Slight shift in X?

I have a multi step process for cutting some coasters for my kids teachers.

  1. cut a circular pocket which defines the outer boundary and provides a dam for epoxy
  2. cut the shape in the middle with advanced vcarve
  3. cut the text with regular vcarve
  4. fill with black epoxy
  5. level
  6. more advanced vcarve and more epoxy and then flatten, contour and finish.

All are in the same main file but I enable/disable paths and save as different chunks.
1-3 could have been in a single chunk but due to time constraints I did two.
Steps 1&2 were in the same job. That included the advanced v carve and a cleanup pass for vcarve.

Step 3 was the v carve text which had a regular vcarve pass with a max depth of .210 (starting depth .095 due to the pocket). I added a cleanup pass using the same toolpath and only changing the max depth to .215 which if I understand the regular vcarve shouldn’t really matter anyway.

The picture only shows 2 coasters but there are 5 on the board spanning 26.25”. The first pass looked great but I stopped it during the second pass as soon as I could see that it looked like things shifted. I don’t know if it really did or if the depth change really made a diff. You can see the issue when comparing the name at the top of the left one and “Mrs.” at the top of the right to all the other text.

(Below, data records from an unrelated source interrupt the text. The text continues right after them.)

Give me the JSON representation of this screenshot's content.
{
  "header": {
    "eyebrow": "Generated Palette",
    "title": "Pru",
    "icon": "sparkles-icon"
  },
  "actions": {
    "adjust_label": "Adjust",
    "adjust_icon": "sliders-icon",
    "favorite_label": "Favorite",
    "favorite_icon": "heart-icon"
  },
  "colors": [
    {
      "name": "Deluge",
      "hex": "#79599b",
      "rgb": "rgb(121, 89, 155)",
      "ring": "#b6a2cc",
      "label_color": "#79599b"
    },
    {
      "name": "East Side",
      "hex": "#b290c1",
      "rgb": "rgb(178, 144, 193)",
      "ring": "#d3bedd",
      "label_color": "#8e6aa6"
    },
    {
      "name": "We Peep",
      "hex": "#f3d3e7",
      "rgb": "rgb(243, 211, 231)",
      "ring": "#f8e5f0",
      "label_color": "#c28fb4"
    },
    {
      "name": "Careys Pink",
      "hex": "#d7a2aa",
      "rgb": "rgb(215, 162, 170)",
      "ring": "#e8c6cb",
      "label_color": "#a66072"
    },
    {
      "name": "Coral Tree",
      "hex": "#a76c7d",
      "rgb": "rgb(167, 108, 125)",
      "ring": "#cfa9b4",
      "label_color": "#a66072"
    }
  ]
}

The cleanup pass on the eagles looked great but would have been harder to tell about any shift.

I thought about just living with the issue on these two, but I just can’t do it so I will have to recut those two but will skip that second pass on the text this time.

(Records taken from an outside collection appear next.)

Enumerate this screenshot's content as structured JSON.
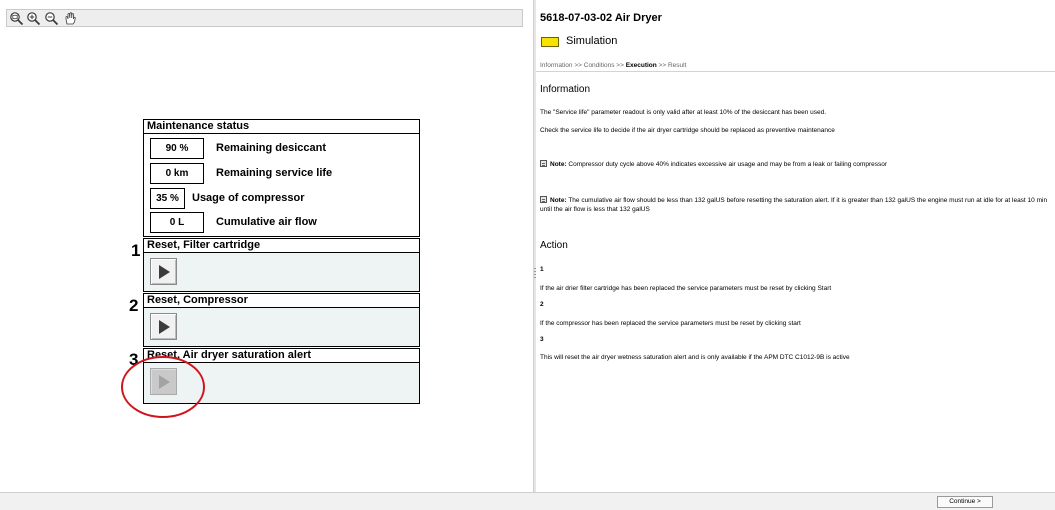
{
  "toolbar": {
    "tools": [
      "zoom-fit-icon",
      "zoom-in-icon",
      "zoom-out-icon",
      "pan-hand-icon"
    ]
  },
  "maintenance": {
    "title": "Maintenance status",
    "rows": [
      {
        "value": "90 %",
        "label": "Remaining desiccant"
      },
      {
        "value": "0 km",
        "label": "Remaining service life"
      },
      {
        "value": "35 %",
        "label": "Usage of compressor"
      },
      {
        "value": "0 L",
        "label": "Cumulative air flow"
      }
    ]
  },
  "resets": [
    {
      "number": "1",
      "title": "Reset, Filter cartridge",
      "enabled": true
    },
    {
      "number": "2",
      "title": "Reset, Compressor",
      "enabled": true
    },
    {
      "number": "3",
      "title": "Reset, Air dryer saturation alert",
      "enabled": false
    }
  ],
  "doc": {
    "title": "5618-07-03-02 Air Dryer",
    "simulation_label": "Simulation",
    "breadcrumb": {
      "information": "Information",
      "conditions": "Conditions",
      "execution": "Execution",
      "result": "Result",
      "separator": ">>"
    },
    "information": {
      "heading": "Information",
      "para1": "The \"Service life\" parameter readout is only valid after at least 10% of the desiccant has been used.",
      "para2": "Check the service life to decide if the air dryer cartridge should be replaced as preventive maintenance",
      "note1_label": "Note:",
      "note1_text": "Compressor duty cycle above 40% indicates excessive air usage and may be from a leak or failing compressor",
      "note2_label": "Note:",
      "note2_text": "The cumulative air flow should be less than 132 galUS before resetting the saturation alert. If it is greater than 132 galUS the engine must run at idle for at least 10 min until the air flow is less that 132 galUS"
    },
    "action": {
      "heading": "Action",
      "steps": [
        {
          "number": "1",
          "text": "If the air drier filter cartridge has been replaced the service parameters must be reset by clicking Start"
        },
        {
          "number": "2",
          "text": "If the compressor has been replaced the service parameters must be reset by clicking start"
        },
        {
          "number": "3",
          "text": "This will reset the air dryer wetness saturation alert and is only available if the APM DTC C1012-9B is active"
        }
      ]
    }
  },
  "footer": {
    "continue_label": "Continue >"
  },
  "colors": {
    "simulation_swatch": "#f6e400",
    "highlight_circle": "#d0141e",
    "reset_panel_bg": "#eef4f3"
  }
}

There is no way the material shifted. I have already removed it from the machine to start the epoxy so I can’t verify XY but I will load another piece of the same size stock and check there. I am using a square so it should be exact. Although, that small a difference may not be possible to detect.

Lost steps. Possible causes:

  • mechanical issue — belt tension, loose pulley, loose V wheel, loose DAC, other mechanical aspect of the machine not properly adjusted
  • mechanical interference — a wire or dust hose got in the way, the machine stalled against a clamp
  • feeds and speeds — too aggressive for stock, possible to stall against a knot or other irregularity in the wood
  • wiring — intermittent connection somewhere — check all wiring and connectors

Let us know what you find out at support@carbide3d.com if it’s not something obvious to address.

Thanks.
I am pretty sure that there was no mechanical interference and there are no knots in this board.
I will check the wiring again. I did tighten the X belt some recently when I was adjusting the Y belts, but I did not find any specific guidance on the tension on X in the various guides/posts.

As for Feeds and Speeds, this is what I have in the “cleanup” pass. If anything, my feed it probably too low.

I know that the Depth per pass seems like a lot, but since the text is pretty small I knew it wouldn’t really cut that deep. The only thing different in the first pass which ran right before this was the max depth was set to .205, but like I said even that shouldn’t matter really in a standard V carve so I have no idea why I changed it.

After recutting the 2 that are messed up I may try some tests to see if I can isolate the issue.
Seems like running a simple V carve on the left of one board and then on the right and then coming back and forth a couple of times with the same cuts in the same spots may tell me if things are shifting. Of course if it is intermittent I could try that forever and not replicate.

See:

Yep, I have read through that thread multiple times and ended up setting my Y axis belts to 57Hz on my Pro XXL but any info in there about X tension is not jumping out at me.

I did the diamond circle square test in a stable medium last week and I am not really sure how to interpret the results. Some of the differences make me think I have a bad measuring methodology or a crappy digital caliper. I have a really nice analog one and will try with that as well.

X-axis should be the same, maybe a tad more.

Dimensions/results seem pretty good — probably if you want to do better you would need to leave a roughing clearance, measure, then adjust the CAM file for the finishing pass.

Remember, when measuring you want the device being used for the measurement to be 10 times more accurate than the dimension to which you are trying to calibrate to arrive at.

Ha,
That lets the cheap caliper at Lowes out then.